IBM si affida a Watson
Non è il nome di un dirigente ma un ambizioso programma di intelligenza artificiale, nel quale la società investirà un miliardo di dollari (tra qualche scetticismo)
Giovedì 9 gennaio la società informatica americana IBM ha annunciato che investirà un miliardo di dollari in una nuova divisione dedicata esclusivamente al “cognitive computing” e in particolare allo sviluppo e alla commercializzazione di servizi e applicazioni per le aziende basati sui sistemi di intelligenza artificiale. La nuova unità si chiamerà Watson Business Group e prende il nome da uno dei progetti più ambiziosi di IBM: “Watson” (dal nome del primo presidente di IBM) è il nome dell’intelligenza artificiale che nel 2011 batté – ritagliandosi molto spazio sui media – due campioni di telequiz in un noto programma televisivo statunitense, Jeopardy!.

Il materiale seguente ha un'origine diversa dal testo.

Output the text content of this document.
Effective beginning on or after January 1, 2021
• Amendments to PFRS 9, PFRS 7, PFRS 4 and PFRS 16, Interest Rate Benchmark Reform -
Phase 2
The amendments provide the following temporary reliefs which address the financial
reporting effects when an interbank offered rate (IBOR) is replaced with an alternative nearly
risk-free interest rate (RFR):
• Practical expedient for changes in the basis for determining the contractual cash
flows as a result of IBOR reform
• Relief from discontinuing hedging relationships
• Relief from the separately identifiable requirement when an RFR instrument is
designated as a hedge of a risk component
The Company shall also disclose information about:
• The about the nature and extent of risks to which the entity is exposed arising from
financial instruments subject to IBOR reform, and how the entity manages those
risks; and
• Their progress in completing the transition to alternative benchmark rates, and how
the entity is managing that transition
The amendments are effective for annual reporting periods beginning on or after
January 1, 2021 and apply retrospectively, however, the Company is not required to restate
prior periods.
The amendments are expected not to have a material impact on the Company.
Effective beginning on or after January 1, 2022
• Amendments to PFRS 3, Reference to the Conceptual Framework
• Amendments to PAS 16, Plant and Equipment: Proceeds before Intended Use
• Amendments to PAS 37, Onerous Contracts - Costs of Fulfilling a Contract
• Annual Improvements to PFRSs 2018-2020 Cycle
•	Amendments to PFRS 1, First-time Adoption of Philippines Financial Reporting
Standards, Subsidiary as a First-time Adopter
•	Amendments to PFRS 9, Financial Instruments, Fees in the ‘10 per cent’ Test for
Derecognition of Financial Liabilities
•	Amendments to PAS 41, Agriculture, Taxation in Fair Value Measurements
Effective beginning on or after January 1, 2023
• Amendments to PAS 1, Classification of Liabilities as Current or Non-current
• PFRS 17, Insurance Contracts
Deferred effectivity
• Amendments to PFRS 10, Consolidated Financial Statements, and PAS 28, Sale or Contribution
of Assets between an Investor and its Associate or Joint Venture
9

Jeopardy! va in onda sulla rete NBC: è un quiz televisivo in cui occorre fornire domande esatte a una serie di risposte che vengono formulate dal conduttore (in pratica è il rovesciamento del format classico). Tra il 14 e il 16 febbraio 2011 Watson partecipò al programma e batté i suoi due avversari umani, Brad Rutter e Ken Jennings, due campioni di telequiz.
La partecipazione al programma rese noti i progressi della ricerca e i grossi investimenti da parte di IBM nel campo del cognitive computing. Nonostante il notevole recente investimento da parte di IBM e la fiducia più volte manifestata dai responsabili del progetto, diversi osservatori ritengono però che l’operazione potrebbe incontrare difficoltà non dal punto di vista tecnico – la ricerca ha già ottenuto risultati per molti versi sorprendenti – ma piuttosto da quello commerciale: il difficile, a detta di molti, non sarà realizzare servizi efficienti di intelligenza artificiale ma riuscire a “piazzarli” sul mercato.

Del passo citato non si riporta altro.